The gist is that the 🤏 pinching hands emoji has upset the men's rights types who believe feminism has gone too far.
This is South Korea one of the most unequal countries in the world.
https://en.m.wikipedia.org/wiki/Gender_inequality_in_South_Korea
Out of 144 countries they are:
127th for Economic Participation and Opportunity
101st for Educational Attainment
Most victims of dating violence in Korea are women: police
Women are far more likely to be victims of violence in a relationship than men, recent police statistics continue to confirm. Last year, police charged 9,858 people with crimes against their intimate partners, including murder, rape, battery and stalking. Women were victims in 9,682 of those...
m.koreaherald.com
Korea Women's Hot Line's analysis of crimes reported by the media shows at least one woman was killed or nearly killed by her male partner every 1.8 days in 2019. The figure excludes crimes that were not covered by the media.
So that sets the scene and here's some quotes from the article showing how pathetic the victimhood feeling these.men have are:
Men's rights groups have taken to searching for the image included in various posters and ad campaigns, in a McCarthyistic hunt for companies, organizations or their employees sympathetic to feminism, targeting them with boycotts or a barrage of complaints.

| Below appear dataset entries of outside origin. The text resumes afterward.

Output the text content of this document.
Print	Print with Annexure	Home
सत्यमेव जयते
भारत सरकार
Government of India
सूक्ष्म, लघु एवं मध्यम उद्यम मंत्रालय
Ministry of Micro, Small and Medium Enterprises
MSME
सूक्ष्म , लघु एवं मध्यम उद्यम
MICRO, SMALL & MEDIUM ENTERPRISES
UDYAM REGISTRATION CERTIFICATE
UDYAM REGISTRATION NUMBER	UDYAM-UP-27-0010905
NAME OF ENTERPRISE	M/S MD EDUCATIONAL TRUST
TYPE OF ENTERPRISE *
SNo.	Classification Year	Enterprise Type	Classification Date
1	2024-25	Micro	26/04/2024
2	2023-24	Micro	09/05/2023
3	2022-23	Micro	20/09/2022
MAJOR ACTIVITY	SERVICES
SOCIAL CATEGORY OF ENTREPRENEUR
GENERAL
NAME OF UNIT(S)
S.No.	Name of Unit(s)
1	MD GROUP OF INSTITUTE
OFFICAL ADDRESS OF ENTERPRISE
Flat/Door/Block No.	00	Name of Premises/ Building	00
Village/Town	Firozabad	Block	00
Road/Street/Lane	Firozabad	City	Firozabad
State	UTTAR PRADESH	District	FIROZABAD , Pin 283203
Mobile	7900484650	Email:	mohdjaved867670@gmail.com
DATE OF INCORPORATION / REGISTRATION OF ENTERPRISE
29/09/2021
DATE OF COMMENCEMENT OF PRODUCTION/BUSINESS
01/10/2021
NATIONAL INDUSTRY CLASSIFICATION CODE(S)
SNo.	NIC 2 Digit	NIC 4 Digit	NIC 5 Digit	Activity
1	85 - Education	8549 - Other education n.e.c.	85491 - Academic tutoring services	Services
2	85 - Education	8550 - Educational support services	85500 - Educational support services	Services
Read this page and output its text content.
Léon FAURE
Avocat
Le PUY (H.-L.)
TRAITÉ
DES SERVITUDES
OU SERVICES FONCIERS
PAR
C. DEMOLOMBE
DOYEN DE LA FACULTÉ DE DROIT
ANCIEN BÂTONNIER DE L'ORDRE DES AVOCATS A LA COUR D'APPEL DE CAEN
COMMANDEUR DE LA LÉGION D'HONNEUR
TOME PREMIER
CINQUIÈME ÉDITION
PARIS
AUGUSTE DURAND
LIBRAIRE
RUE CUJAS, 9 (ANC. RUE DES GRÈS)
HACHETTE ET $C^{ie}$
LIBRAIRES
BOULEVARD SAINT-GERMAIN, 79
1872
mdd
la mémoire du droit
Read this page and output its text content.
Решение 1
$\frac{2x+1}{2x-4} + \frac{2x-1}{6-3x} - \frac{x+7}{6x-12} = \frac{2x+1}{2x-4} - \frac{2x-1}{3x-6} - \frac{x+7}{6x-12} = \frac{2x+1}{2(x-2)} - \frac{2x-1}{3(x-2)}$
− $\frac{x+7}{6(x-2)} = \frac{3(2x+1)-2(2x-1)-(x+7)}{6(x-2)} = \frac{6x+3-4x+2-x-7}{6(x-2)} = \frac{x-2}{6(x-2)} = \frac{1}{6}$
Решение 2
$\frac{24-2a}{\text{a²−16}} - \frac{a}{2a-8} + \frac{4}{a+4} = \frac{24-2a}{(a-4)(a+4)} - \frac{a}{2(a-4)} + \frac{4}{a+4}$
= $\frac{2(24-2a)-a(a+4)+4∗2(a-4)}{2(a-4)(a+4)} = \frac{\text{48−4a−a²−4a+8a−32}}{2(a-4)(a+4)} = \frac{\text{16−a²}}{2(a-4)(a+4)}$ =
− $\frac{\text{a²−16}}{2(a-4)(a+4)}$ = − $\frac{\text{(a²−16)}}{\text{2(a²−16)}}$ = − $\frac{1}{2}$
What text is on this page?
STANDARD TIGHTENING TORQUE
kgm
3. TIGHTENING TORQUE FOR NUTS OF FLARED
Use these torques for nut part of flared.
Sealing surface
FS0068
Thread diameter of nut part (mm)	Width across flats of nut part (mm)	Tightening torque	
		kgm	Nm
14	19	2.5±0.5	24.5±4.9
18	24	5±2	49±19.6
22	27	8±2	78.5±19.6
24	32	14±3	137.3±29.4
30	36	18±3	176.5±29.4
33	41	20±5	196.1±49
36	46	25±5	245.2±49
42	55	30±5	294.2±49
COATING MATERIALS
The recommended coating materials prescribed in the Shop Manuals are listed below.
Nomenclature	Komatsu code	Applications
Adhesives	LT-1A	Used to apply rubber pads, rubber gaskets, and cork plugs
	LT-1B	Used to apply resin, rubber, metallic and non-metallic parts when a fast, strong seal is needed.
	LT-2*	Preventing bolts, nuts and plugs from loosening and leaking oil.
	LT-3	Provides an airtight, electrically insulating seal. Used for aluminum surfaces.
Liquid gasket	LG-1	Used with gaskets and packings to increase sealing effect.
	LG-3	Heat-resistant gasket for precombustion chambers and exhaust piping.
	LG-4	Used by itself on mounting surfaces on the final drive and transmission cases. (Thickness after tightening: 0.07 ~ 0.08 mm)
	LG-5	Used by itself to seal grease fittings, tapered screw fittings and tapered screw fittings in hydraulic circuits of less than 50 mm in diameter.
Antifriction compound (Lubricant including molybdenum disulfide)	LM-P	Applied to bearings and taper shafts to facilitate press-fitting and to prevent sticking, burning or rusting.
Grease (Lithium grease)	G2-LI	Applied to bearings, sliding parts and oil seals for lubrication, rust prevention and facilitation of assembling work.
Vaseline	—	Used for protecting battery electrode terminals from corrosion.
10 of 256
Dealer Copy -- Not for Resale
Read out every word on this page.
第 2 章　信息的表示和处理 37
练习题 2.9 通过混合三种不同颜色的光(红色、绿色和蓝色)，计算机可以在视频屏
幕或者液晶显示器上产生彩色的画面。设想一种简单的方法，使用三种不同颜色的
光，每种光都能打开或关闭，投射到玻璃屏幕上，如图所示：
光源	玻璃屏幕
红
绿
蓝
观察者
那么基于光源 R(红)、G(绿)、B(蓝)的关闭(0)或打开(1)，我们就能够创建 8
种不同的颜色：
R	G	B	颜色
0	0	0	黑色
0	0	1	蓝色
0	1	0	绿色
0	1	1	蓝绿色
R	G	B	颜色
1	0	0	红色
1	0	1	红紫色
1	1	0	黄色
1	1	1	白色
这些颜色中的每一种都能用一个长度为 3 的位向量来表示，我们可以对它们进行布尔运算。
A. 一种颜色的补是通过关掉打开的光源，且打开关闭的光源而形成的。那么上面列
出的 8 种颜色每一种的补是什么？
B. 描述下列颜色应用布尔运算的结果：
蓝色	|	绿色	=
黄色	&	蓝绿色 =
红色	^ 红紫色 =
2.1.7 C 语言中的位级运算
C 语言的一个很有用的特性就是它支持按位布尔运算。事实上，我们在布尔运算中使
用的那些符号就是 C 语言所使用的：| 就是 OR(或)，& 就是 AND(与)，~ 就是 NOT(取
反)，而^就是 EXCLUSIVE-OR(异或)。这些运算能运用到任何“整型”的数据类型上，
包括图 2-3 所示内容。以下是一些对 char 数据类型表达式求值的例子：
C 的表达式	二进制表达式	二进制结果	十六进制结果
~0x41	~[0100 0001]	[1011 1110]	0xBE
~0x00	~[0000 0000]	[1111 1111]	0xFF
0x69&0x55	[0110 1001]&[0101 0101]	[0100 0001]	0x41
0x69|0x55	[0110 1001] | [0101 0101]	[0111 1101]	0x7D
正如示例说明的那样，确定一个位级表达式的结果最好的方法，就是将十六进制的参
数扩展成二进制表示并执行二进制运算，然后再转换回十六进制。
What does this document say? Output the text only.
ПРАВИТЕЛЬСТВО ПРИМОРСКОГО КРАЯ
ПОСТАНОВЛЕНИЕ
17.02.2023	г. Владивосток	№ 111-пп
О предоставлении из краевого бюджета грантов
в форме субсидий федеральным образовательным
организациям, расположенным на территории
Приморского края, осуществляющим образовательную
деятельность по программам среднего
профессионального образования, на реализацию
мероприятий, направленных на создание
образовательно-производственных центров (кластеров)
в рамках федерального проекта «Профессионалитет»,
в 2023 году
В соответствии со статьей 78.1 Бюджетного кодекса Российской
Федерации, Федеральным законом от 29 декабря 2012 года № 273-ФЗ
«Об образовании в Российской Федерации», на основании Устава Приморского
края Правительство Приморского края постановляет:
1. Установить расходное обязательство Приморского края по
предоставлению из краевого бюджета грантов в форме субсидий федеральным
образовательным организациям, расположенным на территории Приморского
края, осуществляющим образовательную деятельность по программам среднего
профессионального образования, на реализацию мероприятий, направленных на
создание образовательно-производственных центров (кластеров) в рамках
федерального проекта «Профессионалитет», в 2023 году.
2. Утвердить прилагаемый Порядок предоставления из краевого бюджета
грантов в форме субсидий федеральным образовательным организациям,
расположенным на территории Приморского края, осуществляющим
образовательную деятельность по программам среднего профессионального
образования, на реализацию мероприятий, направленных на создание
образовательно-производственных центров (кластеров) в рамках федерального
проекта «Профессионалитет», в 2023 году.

And they're having success
And their campaigns have proved effective: Major corporations have disciplined or demoted employees for advertisements that used the pinching hand, government ministries and municipalities have apologized and revamped promotional material, museums have dismantled displays and celebrities have seen their careers threatened.
More than 65% of South Korean men in their 20s said they equated feminism with hatred of men, according to a 2018 survey by the Korean Women's Development Institute, and 56.5% said they would break up with their girlfriend if she was a feminist.
"Feminism is a mental illness" has become a common refrain in some street protests by men's rights activists. One columnist wrote in 2015 that "mindless feminism" was "more dangerous than the Islamic State" militant group.
The origins of the 🤏 pinching hands meme is as follows:
The pinching hand entered the gender debate in South Korea in 2015, years before it became an emoji. That year, a group of South Korean women fed up with widespread misogyny on male-dominated online forums decided the best way to push back was to give as good as they got. They began referring to men by their genitals, as men had often done of women. They created male versions of online slang that was degrading to women, and reverted sexist idioms — "A woman's voice should never go beyond the fence," "Women and dried fish need a pounding once every three days" — against men. They ridiculed and belittled men based on their physical appearance, and often, the size of their appendage.
In 2016, a voice actor for a video game was fired after she posted a photo of herself online in a T-shirt that read "Girls do not need a prince,"
I remember also there was a music artist that had to apologise when she took a photo with her reading a feminist book.
In 2018, men and women came to blows at a pub in Seoul after an argument in which they yelled the insults popularized online at each other — the women shouting "6.9," the average penis size of Korean men in centimeters according to one 2003 study, and men retorting by calling them "Megal bitch."
In April, a branch of the convenience store chain GS25 faced criticism after a job posting specified that applicants should not be a feminist, leading to an apology from the corporate headquarters.
Ha Heon-gi, a former legislative aide and founder of the media consultancy New Communication Lab, said the men behind the effort were taking a page from the feminists' book and using methods they've seen employed by women to object to misogynistic statements or practices and extract apologies or topple powerful men.
"It's tit for tat. You've taken issue with ridiculous things so we do the same," he said. "It's a sense of political efficacy, that collective action works. Women got together in one voice and were listened to. Men didn't have that experience and now they're making their will known as consumers."
There's really no self awareness with these men.
South Korea is famous for sexism, this doesn't help that perception at all.
The country is at the level where a convenience store thought it alright to say they don't hire feminists.
The article also mentions that conservative mayors have been elected for both Seoul and Busan stemming from discontented men in their 20s and this movement.